The International Oncology Reaction and the UKCCMP

In the UK, the National Institute for Health and Care Excellence (NICE) has produced a guideline for the systemic treatment of cancer patients during the COVID-19 pandemic.14 Most of this guideline focuses on pragmatic management strategies that many readers will already recognise as happening within their centres, including minimising risk to patients from hospital encounters. Treatments should be assigned a priority level, reflecting the overall benefit likely from treatment. Immunotherapy treatments are generally likely to be in favourable priority groups.

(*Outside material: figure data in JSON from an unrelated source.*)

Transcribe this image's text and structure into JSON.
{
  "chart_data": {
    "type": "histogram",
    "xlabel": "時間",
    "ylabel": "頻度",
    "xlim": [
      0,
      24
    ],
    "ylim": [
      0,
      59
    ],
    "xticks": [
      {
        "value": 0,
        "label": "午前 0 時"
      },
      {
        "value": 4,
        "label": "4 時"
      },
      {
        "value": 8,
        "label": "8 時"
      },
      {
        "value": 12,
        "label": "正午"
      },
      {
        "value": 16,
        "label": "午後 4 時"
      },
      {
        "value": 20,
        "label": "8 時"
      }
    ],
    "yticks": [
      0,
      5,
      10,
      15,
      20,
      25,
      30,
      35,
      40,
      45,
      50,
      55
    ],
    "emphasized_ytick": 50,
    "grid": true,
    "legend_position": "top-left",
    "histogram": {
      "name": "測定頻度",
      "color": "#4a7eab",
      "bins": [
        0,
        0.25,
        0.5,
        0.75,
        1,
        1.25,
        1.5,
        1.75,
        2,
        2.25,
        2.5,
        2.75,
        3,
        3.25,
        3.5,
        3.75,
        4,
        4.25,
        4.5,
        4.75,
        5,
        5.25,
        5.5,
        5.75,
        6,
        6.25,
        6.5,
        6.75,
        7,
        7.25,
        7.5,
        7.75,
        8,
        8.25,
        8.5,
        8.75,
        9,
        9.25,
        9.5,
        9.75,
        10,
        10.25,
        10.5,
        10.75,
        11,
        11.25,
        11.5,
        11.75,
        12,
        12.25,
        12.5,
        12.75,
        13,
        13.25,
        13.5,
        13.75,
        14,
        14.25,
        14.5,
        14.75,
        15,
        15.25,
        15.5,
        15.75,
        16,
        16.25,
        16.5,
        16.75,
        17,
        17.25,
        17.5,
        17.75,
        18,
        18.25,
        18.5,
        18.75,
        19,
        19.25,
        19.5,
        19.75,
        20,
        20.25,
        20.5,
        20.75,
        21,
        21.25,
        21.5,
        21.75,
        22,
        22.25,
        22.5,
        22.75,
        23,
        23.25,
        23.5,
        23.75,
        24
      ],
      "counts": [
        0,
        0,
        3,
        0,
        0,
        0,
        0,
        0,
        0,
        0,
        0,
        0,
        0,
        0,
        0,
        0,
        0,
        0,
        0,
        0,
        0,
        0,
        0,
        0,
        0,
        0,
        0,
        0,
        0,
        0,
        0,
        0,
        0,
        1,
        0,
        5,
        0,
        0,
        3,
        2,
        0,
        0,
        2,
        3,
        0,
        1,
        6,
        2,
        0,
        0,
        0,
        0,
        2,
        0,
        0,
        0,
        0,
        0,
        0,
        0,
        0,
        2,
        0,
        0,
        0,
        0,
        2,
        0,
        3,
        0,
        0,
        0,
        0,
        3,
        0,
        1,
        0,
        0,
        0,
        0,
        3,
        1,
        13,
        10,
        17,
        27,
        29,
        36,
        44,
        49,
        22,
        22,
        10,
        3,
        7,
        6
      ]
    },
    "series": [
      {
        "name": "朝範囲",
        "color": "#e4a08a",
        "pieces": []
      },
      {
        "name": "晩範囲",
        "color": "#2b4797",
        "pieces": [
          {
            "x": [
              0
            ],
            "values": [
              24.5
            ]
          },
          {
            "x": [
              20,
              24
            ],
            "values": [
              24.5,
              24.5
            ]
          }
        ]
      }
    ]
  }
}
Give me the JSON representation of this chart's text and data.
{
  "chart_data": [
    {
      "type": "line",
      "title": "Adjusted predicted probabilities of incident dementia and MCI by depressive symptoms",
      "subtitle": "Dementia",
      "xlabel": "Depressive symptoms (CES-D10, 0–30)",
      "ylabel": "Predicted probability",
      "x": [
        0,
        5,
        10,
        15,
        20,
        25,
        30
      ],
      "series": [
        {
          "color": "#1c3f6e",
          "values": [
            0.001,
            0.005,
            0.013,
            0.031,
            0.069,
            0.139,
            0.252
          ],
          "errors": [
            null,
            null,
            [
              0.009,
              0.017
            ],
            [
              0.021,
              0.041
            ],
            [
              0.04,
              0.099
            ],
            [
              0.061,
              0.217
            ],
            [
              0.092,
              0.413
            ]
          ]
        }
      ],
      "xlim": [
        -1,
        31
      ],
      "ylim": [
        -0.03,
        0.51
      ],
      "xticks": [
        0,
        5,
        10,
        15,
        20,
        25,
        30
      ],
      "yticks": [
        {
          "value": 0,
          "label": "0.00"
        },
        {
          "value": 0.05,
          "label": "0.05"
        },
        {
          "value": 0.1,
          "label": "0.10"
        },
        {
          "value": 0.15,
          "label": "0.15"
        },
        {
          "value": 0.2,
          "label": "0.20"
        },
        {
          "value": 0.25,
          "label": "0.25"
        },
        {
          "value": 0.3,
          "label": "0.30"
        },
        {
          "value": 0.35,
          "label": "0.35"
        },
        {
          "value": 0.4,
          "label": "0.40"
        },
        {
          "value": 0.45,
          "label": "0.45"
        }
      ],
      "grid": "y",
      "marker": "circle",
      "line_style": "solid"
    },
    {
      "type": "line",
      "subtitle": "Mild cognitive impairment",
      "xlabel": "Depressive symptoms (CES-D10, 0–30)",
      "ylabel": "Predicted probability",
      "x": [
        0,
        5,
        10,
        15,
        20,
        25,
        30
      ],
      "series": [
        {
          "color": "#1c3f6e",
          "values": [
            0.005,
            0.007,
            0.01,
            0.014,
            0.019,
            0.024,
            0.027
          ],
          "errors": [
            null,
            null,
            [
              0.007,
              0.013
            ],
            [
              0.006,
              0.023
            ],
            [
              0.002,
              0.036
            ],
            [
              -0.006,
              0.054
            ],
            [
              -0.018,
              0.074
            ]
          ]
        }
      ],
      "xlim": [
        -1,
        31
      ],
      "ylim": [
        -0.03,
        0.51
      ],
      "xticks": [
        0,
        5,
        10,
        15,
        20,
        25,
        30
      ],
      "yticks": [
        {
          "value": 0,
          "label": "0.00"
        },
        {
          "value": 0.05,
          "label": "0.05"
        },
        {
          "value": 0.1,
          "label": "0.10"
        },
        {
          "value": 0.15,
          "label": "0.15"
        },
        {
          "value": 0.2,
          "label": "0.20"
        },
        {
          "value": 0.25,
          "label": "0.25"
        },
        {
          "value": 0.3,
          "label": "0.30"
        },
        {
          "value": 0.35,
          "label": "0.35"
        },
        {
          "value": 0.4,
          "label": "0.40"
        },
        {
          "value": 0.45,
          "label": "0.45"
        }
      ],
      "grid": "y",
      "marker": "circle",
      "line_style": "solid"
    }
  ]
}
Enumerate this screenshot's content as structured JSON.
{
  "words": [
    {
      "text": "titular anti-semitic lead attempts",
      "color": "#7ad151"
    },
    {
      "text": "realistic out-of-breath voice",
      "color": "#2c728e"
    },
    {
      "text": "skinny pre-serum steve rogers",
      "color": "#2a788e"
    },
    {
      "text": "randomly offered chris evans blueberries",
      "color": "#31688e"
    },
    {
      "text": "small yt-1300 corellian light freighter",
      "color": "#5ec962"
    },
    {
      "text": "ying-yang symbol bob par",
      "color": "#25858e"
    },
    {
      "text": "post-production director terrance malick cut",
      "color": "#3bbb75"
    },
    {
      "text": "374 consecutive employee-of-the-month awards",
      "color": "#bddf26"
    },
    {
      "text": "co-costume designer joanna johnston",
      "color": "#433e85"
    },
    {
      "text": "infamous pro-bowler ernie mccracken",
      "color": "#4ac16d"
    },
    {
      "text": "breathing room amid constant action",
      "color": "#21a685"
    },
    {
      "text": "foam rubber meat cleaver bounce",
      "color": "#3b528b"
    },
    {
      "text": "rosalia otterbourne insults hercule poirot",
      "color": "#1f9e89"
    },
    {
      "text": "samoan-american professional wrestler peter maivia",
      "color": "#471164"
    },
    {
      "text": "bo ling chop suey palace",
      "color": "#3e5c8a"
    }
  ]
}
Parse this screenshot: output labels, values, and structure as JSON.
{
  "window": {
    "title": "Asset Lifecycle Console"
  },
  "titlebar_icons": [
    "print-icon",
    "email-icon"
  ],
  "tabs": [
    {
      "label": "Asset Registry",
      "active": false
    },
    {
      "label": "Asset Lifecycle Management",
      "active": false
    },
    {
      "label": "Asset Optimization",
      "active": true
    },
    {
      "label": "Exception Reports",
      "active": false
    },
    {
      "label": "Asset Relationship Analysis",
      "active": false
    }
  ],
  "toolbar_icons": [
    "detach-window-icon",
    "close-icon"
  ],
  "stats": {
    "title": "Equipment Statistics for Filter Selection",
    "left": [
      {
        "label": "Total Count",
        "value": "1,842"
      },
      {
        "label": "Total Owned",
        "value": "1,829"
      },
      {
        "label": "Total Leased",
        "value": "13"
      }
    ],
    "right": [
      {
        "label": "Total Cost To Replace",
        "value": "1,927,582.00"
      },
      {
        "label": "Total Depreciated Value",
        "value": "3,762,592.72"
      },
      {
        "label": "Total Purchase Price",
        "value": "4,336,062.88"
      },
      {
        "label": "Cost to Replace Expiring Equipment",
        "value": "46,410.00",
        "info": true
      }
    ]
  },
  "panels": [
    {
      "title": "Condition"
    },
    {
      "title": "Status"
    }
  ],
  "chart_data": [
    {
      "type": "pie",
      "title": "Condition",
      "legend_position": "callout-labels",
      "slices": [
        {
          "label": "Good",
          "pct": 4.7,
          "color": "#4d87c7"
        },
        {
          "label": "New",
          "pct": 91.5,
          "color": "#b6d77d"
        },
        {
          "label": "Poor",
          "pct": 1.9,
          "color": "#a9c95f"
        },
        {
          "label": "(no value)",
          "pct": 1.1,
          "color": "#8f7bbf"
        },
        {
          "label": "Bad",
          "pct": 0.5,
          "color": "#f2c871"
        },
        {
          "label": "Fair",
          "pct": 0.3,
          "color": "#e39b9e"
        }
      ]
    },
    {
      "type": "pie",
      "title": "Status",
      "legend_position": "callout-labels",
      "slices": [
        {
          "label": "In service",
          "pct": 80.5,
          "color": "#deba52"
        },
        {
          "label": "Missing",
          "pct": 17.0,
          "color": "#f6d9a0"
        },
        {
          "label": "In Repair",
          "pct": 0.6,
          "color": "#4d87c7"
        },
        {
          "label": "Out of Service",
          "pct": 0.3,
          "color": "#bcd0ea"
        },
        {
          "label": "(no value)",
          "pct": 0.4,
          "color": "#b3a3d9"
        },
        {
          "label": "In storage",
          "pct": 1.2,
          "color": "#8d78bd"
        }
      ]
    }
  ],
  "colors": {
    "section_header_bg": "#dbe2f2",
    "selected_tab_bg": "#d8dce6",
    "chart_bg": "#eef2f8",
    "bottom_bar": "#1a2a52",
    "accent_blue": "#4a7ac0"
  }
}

NICE has therefore recommended, rather than a total halt to immunotherapy, adapted rotas, including reducing the frequency of dosing from every 4 weeks to every 6 weeks. This will help to minimise hospital visits and resource use.14

Many oncologists are taking a cautious approach, and, where possible, may look to suspend immunosuppressive treatment where this is felt safe to do so. This may be secondary to the reasonable anxieties outlined above, and to the dearth of specific data. We suggest that greater national co-ordination is required. With concerted evidence gathering, more specific clinical guidance could be generated. To this end, the UKCCMP (see https://ukcoronaviruscancermonitoring.com), launched on 18 March 2020 and is aiming to involve over 90% of UK cancer centres. A Local Emergency Response Reporting Group has been created at each UK cancer centre to ensure continued updating of the UKCCMP. The project will collect data on SARS-CoV-2-positive cancer patients, including present cancer treatment and clinical outcomes, enabling oncologists to gain crucial insights to inform decision making with regards to immunotherapy.20

The COVID-19 pandemic continues to evolve and to apply unprecedented pressures to healthcare systems globally. There is limited experience of how ICB will alter the clinical course of COVID-19 infection, although there are clear mechanistic and biological features related to the development of CRS and ARDS that could be deleterious to our patients. An urgent contemporaneous collection of real-world oncology COVID-19 patient outcomes is urged to allow evidence-based recommendations.